What concerning the recession situation?

The financial system might enter a technical recession, and we may very well be in a single already. But, with the 24% peak-to-though correction, the S&P 500 already priced in a gentle recession.

Actually, a slowing financial system would help the Fed’s dovish flip, and really increase the inventory market.

The subsequent leg down in S&P 500 might occur if the recession is deep, with vital improve in unemployment and vital downgrade in company earnings – that will trigger the Section 2 bearish selloff. At this level, it tough to see a big improve in unemployment over the close to time period given the scarcity of labor.

However extra importantly, the subsequent leg down in S&P 500 must be pushed by the spike in credit score spreads (Section 3 selloff), brought on by the numerous correction in housing costs. This situation is feasible if the unemployment price sharply rises, which isn’t my forecast over the close to time period. The credit score unfold BBB-10Y remains to be low at 2.31%.

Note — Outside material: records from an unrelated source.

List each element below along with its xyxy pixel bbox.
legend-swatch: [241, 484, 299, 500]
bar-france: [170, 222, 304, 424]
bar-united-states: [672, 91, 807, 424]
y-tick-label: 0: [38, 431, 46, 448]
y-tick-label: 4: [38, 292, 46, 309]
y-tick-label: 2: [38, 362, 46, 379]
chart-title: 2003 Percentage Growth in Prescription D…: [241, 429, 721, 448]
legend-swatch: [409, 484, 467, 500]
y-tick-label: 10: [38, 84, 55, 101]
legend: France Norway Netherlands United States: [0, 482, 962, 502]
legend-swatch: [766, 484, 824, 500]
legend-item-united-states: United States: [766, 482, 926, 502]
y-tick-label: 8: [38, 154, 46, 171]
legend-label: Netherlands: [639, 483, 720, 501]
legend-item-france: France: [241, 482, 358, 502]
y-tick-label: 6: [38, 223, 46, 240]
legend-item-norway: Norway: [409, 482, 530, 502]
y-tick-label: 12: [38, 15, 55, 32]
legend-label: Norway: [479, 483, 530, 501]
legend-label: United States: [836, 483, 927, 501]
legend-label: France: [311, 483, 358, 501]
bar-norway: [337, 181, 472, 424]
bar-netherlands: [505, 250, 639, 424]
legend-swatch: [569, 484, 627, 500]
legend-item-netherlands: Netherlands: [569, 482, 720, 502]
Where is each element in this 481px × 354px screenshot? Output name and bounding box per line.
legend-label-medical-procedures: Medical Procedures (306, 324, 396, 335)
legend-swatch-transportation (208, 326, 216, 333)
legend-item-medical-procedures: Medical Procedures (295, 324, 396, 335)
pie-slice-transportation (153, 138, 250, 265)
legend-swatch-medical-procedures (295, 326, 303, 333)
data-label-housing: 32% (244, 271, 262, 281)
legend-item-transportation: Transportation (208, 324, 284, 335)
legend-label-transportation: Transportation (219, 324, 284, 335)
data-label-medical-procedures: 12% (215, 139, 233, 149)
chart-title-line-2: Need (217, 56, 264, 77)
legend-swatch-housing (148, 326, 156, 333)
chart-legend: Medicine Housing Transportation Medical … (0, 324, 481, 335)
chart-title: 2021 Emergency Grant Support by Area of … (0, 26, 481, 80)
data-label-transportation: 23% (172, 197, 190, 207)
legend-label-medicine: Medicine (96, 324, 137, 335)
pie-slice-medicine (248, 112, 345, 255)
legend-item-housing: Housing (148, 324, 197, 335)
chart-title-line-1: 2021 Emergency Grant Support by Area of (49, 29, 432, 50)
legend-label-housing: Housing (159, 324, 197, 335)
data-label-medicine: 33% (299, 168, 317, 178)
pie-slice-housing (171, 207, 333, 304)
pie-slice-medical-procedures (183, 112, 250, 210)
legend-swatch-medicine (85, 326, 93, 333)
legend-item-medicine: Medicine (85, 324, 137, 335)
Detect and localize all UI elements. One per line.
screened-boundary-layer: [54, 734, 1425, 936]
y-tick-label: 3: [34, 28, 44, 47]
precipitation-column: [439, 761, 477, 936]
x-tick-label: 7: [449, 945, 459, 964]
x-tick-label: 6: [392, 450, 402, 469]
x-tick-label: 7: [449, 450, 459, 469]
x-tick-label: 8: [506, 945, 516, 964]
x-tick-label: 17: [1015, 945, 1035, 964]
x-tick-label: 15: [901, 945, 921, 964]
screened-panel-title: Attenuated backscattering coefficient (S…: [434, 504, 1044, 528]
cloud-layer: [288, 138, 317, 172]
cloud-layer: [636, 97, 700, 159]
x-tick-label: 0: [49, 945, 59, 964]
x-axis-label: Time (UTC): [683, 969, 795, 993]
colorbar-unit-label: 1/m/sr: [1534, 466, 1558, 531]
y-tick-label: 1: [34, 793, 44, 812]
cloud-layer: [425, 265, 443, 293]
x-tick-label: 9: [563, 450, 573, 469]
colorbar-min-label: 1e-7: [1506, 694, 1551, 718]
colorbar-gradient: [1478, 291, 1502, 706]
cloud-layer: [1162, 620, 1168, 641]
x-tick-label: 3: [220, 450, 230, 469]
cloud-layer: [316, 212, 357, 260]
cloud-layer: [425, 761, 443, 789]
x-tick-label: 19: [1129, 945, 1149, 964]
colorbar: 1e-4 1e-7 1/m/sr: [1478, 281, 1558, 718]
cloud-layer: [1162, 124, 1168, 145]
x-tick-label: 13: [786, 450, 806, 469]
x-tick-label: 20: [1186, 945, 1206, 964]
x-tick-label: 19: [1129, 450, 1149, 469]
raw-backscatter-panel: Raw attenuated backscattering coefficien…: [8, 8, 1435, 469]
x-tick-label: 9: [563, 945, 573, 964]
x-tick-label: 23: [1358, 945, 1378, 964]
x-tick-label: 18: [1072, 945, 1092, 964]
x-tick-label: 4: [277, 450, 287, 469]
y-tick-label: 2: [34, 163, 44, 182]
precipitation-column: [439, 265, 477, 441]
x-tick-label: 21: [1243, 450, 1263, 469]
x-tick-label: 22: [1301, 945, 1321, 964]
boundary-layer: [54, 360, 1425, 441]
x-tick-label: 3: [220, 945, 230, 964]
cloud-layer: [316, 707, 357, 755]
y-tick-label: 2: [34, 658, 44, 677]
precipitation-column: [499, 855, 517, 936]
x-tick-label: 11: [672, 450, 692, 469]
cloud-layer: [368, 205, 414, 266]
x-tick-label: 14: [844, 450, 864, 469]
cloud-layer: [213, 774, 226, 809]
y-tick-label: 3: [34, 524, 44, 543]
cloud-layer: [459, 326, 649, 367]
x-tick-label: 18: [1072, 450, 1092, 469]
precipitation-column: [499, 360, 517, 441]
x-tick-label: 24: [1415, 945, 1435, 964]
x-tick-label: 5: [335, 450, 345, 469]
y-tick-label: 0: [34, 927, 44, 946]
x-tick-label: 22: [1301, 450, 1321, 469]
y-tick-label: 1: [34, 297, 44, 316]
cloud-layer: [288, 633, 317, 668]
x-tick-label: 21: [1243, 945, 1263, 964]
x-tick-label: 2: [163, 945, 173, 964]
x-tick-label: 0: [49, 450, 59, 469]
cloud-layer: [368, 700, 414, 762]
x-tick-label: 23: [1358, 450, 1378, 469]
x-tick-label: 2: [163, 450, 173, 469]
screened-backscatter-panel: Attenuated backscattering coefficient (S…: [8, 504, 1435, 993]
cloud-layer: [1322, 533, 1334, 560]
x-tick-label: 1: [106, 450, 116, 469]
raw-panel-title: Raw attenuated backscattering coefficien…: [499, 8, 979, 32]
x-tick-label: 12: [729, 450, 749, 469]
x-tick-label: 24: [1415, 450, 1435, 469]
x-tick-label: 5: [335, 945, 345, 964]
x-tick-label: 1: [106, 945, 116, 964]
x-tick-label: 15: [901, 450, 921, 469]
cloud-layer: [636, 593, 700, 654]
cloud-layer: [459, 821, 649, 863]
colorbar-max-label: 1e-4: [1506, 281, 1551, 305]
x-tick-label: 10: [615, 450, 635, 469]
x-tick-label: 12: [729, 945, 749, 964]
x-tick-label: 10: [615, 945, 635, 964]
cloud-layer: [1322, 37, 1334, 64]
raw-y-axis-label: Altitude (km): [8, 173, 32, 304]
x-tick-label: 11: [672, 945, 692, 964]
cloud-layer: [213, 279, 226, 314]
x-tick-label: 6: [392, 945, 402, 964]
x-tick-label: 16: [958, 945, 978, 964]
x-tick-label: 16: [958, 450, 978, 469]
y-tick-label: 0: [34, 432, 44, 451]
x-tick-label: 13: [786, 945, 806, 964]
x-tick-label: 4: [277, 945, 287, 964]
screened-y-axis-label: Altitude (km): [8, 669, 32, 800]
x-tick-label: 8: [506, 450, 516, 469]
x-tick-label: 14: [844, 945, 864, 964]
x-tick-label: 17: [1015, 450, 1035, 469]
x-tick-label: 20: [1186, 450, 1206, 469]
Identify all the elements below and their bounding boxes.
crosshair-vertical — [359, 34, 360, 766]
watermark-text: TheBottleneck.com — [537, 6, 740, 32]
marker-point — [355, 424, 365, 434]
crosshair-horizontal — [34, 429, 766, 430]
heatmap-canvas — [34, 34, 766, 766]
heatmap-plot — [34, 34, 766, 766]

Traders ought to intently monitor the yields on 10Y Treasury Bonds (at present at 2.92%), and the yields on 3-month Payments (at present at 2.29%). The worst case situation is that if the 10Y yields hold falling in direction of the two.5% (signaling a slowdown), whereas the Fed retains mountain climbing regardless with the 3mo yields reaching 3%. On this case, the 10-3mo unfold would invert to -0.50%, which might sign a deeper recession – and the subsequent leg down on SPY.

Nevertheless, I anticipate the Fed is not going to invert the 10y-3mo considerably, and it’ll make the dovish flip if the 10Y yields hold falling, which might in-fact case the widening of the yield curve and increase the inventory costs – that is the bullish situation.

Thus, I’m within the bullish camp – and nonetheless suggest a tactical purchase on SPY.